Alzai la testa e incontrai due meravigliosi occhi azzurri.
"Forse dovresti andare a casa, eh, Fred?", continuò il ragazzo, piegandogli il braccio dietro la schiena e spingendolo contro il bancone.
"O forse hai voglia di parlare con me?".
L'uomo mugolò qualcosa di incomprensibile e l'altro ridacchiò, prima di lasciarlo andare e barcollare all'indietro.
"Qualcun altro vuole parlare?", ringhiò, facendo una goffa giravolta su se stesso, che non fece altro che farlo barcollare ulteriormente.
Il bar era più silenzioso di un cimitero. Tutti erano tornati a farsi gli affari loro o, almeno, a far finta.
"Sei ubriaco, Lou", fece una voce alle mie spalle.
Mi voltai e incrociai lo sguardo di un biondino.
"Per questo guidi tu", ribatté l'altro ragazzo, ridendo, mentre tirava un mazzo di chiavi al suo amico, che le afferrò al volo.
Il biondo scosse la testa e se ne andò, seguito a ruota dall'altro.
Raccolsi le mie cose e uscii anch'io, rincorrendoli.
"Aspettate! Aspettate!", esclamai, alle loro spalle.
Si voltò soltanto quello biondo, l'altro continuò a camminare come se nulla fosse.
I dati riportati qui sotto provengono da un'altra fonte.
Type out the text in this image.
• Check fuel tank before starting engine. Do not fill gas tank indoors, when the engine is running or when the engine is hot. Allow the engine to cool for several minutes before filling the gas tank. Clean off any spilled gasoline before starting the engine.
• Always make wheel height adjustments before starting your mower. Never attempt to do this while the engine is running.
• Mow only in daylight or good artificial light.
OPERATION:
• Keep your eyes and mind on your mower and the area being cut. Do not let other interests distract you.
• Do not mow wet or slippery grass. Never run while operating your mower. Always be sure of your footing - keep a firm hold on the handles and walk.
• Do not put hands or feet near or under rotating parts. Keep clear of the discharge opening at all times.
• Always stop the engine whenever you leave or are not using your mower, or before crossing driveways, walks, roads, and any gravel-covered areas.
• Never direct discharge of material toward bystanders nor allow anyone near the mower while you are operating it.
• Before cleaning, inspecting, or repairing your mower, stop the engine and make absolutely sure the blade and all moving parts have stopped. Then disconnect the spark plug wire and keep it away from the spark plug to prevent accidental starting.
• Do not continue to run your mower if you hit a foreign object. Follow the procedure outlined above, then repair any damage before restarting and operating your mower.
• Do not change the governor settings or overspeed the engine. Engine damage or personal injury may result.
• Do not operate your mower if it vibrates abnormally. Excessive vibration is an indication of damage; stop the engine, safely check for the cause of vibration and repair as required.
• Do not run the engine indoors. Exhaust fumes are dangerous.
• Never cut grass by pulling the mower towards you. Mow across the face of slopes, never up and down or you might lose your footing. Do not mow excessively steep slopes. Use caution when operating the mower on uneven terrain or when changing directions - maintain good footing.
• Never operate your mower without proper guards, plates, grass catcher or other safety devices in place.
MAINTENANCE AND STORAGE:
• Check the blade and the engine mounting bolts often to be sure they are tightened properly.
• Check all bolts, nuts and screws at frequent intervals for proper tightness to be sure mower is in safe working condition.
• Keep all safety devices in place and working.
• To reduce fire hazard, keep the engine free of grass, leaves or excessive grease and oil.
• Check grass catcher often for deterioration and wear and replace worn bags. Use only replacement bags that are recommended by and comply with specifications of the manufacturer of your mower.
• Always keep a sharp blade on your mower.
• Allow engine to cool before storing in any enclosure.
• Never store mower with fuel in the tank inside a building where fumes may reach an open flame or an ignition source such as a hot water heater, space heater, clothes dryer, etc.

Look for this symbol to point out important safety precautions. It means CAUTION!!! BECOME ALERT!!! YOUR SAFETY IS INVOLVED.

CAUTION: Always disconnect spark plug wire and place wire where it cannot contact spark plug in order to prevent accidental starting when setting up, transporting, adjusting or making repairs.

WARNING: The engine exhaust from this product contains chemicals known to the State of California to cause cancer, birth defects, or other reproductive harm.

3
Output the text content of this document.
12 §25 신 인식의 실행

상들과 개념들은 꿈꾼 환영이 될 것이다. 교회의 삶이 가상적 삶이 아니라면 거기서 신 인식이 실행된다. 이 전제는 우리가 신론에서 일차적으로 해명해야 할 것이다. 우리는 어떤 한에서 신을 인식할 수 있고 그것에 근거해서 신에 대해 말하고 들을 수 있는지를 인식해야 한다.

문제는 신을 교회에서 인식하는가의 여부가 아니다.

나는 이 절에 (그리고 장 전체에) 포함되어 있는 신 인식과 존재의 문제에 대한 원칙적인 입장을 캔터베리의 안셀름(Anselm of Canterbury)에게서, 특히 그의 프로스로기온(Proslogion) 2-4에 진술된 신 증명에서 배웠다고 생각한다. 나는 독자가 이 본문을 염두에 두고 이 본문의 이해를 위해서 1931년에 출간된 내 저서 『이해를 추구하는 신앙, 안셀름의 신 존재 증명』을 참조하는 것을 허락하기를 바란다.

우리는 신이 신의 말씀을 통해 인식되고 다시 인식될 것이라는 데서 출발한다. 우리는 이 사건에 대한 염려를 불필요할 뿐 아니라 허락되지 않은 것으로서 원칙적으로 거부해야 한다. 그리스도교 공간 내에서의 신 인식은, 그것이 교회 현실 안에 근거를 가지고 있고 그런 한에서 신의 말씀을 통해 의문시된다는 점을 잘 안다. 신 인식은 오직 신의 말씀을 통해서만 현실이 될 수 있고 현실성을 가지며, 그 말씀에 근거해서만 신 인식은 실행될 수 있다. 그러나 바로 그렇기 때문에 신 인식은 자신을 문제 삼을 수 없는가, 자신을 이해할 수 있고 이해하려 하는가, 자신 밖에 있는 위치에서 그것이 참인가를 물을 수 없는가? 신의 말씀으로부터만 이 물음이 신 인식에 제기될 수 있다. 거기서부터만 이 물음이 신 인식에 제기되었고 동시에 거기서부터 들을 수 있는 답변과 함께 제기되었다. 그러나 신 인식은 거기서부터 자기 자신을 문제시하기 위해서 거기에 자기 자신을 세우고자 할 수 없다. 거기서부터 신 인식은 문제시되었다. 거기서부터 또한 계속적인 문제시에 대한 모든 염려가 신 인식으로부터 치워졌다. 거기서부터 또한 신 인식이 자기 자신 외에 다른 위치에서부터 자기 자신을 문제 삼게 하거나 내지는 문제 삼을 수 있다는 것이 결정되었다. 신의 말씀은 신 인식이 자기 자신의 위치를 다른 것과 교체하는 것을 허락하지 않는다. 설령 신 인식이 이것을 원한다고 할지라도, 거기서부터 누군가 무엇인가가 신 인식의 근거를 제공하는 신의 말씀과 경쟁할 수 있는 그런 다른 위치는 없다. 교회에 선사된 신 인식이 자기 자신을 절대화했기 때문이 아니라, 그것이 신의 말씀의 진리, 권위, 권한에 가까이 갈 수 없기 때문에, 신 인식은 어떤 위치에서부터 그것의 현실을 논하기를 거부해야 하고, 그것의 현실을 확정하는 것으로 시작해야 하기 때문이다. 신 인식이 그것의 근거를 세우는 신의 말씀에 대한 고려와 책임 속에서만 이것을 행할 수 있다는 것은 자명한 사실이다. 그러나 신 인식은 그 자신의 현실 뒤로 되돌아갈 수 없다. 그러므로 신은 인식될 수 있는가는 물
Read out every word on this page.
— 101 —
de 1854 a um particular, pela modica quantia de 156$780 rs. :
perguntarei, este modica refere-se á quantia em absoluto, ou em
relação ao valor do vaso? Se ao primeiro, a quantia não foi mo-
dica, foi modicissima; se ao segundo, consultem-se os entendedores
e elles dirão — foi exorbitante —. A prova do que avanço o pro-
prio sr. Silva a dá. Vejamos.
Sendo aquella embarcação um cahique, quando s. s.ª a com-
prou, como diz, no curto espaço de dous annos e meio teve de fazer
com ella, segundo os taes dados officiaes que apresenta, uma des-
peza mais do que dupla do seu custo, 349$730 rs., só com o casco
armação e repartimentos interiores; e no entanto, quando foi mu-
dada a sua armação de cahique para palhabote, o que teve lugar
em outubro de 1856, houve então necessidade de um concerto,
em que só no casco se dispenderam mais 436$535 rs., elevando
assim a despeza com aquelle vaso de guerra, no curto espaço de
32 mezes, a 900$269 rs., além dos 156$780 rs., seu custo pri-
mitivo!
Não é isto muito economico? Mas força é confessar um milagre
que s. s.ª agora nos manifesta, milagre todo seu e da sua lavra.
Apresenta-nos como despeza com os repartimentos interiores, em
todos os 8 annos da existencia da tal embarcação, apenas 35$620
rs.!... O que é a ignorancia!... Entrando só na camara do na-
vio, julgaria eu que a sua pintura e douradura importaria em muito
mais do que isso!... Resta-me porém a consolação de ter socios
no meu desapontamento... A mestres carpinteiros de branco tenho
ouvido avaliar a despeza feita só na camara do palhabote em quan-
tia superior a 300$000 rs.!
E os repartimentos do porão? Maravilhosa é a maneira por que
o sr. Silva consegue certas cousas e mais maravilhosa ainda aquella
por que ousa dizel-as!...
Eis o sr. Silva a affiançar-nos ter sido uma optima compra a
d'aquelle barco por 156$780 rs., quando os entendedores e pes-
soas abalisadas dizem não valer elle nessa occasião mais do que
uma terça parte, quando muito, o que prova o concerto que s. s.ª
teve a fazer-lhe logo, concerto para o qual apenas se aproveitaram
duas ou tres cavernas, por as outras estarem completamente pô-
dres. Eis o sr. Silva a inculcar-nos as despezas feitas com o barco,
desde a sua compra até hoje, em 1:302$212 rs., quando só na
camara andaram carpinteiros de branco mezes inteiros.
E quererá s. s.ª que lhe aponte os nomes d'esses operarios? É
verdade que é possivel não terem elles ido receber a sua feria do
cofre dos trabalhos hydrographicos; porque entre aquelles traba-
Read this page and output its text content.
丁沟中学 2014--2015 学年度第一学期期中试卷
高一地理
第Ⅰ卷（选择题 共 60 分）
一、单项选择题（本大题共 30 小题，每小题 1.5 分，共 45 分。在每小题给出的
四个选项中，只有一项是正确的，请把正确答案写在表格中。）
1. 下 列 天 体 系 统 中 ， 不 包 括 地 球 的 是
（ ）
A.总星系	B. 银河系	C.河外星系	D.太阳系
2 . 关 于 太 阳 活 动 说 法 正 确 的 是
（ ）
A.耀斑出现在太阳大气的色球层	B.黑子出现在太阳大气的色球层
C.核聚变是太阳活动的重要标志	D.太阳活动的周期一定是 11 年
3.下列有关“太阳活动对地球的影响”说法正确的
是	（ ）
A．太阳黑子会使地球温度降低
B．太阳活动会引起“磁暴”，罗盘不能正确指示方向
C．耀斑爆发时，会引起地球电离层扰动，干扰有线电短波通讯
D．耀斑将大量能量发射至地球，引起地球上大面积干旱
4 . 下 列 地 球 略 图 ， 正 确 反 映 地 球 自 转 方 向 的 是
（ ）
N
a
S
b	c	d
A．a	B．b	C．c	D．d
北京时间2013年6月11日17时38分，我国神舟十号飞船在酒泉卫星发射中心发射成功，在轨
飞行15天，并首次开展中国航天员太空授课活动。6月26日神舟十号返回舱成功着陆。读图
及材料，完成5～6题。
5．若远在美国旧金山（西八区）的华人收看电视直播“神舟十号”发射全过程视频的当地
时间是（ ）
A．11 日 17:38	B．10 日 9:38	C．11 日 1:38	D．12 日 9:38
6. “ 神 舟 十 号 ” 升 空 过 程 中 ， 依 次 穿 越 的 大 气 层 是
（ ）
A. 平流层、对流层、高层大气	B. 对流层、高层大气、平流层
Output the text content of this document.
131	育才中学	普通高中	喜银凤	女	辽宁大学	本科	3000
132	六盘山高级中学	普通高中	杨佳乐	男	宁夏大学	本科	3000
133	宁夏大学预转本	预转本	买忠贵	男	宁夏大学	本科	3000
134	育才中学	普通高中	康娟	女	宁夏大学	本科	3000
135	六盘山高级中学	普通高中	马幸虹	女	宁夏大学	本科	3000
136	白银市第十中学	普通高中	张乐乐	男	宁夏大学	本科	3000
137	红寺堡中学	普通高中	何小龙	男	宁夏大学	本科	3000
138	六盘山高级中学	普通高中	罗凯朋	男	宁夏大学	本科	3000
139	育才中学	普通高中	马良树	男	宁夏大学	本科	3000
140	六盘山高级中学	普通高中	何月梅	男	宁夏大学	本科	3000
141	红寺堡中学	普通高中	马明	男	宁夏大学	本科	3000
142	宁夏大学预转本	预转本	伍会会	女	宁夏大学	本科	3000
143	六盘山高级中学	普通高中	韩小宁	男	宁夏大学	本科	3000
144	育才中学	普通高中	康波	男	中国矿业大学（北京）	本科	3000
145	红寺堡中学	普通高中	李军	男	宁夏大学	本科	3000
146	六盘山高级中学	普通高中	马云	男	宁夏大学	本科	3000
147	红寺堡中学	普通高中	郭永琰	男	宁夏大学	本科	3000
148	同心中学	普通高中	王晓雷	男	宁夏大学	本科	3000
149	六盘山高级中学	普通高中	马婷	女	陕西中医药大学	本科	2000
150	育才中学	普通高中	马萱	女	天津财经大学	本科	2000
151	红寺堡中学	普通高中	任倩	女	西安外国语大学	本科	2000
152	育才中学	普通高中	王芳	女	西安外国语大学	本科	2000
"Potete darmi un passaggio a casa?", chiesi.
Sapevo di essere sfacciata e forse anche stupida, ma non volevo aspettare un taxi.
"Noi stiamo andando ad una festa, quindi, spiacente, ma dovrai andare a piedi", borbottò quello che mi aveva aiutato con l'ubriaco, voltandosi con un'altra giravolta per poi tornare a camminare.
"Andiamo, Niall", disse all'altro, dato che il biondo se ne stava ancora fermo a guardarmi.
"Posso venire con voi, allora?", ritentai.
Il ragazzo si voltò ancora e mi guardò.
"E' una festa per grandi", commentò, facendo qualche passo per afferrare Niall.
"Ho diciannove anni", dissi.
Il ragazzo scoppiò a ridere, poi alzò le braccia e mi fece cenno di seguirlo.
"Chi sono io per impedirti di venire ad una festa?".